Jon: Anything's avoidable, but in this case I do think it would have required hindsight. There's a reason Jake Waters is the starting quarterback. There's a reason the experienced guys are playing on defense despite the newbies being faster and stronger. I don't think any of this would have changed absent a crystal ball.

TB: No, it wasn't avoidable. There was no reason to think it needed avoiding. We absolutely needed some depth and competition at quarterback, and Waters was the junior college national player of the year. As long as you think you can tweak your offense to that, you take him. Maybe I'm hopelessly optimistic, but I still think this is a temporary bug. The answers seem so blindingly obvious. Choose which one of your talented quarterbacks to use, then let them do what they do best. If it doesn't work, at least you went with your best.

Kitchen: Nothing short- or long-term can be fixed if those involved don't admit there's a problem. Refusing to let a guy throw a pass in a game is a problem. Running a largely non-running guy nearly 20 times in a game is a problem. Most of all, the decisions to try and force those types of things, for whatever reason, is the problem. Stop that, first, and then we can better diagnose just how deep the (if any) real afflictions run.

The next time Mack Brown and Bill Snyder go on vacation together, who wears boarder shorts, who wears the awkward old guy speedo, and in what color? And, who gets to captain the boat?

Derek: I still think Bill is the Captain. He leads the overall series. Mack seems like he might be the old guy speedo type. Probably in burnt orange. And I'm gonna guess that Bill would probably wear one of those awkward old dude onesies like Rodney Dangerfield in Back to School.
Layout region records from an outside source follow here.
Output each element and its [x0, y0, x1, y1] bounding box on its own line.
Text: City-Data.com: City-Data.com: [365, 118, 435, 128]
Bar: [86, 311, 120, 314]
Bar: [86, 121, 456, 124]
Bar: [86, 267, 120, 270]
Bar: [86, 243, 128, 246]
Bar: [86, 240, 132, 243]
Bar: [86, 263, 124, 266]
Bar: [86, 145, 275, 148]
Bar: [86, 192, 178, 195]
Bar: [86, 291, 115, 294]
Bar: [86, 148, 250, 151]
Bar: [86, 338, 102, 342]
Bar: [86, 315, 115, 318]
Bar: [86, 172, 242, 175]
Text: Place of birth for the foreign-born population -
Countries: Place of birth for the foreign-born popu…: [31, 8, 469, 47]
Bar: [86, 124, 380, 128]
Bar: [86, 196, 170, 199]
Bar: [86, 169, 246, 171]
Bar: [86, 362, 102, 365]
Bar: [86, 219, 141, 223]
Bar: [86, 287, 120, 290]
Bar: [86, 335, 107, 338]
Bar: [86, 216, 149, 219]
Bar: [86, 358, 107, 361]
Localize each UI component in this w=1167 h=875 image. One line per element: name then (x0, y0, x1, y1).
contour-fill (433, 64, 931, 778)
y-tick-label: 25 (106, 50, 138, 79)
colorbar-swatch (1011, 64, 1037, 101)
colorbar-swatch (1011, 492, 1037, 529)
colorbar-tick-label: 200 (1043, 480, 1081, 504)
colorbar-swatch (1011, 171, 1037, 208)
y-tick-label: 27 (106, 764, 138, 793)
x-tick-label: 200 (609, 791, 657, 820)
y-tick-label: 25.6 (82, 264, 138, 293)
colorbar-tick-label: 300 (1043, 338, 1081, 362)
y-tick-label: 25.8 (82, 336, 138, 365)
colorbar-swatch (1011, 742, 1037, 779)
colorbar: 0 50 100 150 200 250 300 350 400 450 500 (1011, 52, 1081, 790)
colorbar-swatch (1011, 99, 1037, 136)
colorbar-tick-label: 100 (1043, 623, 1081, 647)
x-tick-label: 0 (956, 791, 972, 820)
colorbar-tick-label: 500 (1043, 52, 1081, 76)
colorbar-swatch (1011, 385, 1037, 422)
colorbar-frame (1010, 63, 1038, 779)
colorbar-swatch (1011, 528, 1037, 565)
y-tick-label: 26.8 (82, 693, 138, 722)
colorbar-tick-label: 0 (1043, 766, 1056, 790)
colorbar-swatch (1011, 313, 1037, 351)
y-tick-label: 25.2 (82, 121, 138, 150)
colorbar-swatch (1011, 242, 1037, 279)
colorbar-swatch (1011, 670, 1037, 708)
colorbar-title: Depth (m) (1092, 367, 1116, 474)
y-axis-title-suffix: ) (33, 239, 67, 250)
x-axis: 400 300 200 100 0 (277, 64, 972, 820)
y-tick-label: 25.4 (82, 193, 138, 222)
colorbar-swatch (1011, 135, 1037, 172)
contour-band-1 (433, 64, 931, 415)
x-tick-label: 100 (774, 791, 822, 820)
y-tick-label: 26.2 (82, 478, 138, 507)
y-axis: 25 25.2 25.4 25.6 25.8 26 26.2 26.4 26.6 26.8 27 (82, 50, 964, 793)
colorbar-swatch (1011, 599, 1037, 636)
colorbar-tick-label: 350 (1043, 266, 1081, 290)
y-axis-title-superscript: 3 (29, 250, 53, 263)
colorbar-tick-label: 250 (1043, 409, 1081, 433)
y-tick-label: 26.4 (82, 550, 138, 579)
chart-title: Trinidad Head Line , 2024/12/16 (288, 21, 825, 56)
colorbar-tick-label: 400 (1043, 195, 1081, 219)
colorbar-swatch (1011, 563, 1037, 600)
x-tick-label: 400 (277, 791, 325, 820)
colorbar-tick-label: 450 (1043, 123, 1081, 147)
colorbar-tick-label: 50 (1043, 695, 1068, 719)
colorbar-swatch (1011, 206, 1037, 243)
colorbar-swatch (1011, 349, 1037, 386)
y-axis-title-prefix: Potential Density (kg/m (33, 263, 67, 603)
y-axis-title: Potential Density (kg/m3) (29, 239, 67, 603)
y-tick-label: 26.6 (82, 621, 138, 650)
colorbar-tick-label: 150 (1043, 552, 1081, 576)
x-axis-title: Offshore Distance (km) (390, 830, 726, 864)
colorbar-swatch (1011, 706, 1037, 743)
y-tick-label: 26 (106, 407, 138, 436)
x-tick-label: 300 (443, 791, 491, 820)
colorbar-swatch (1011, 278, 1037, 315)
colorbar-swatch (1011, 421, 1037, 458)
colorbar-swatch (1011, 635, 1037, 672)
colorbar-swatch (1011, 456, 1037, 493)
Not sure on the color. Maybe purple. Or yellow like that tie he always wears.

Jon: Mack in a pumpkin speedo, Bill in purple Zubas board shorts, and they let DeLoss captain the boat while cackling over their diabolical plan to ruin Texas by somehow managing to keep Mack there another year.

TB: This is just disturbing.

Kitchen: Pants? Amateurs. Just stand back when they start doing half-gainers. That's when it's a party.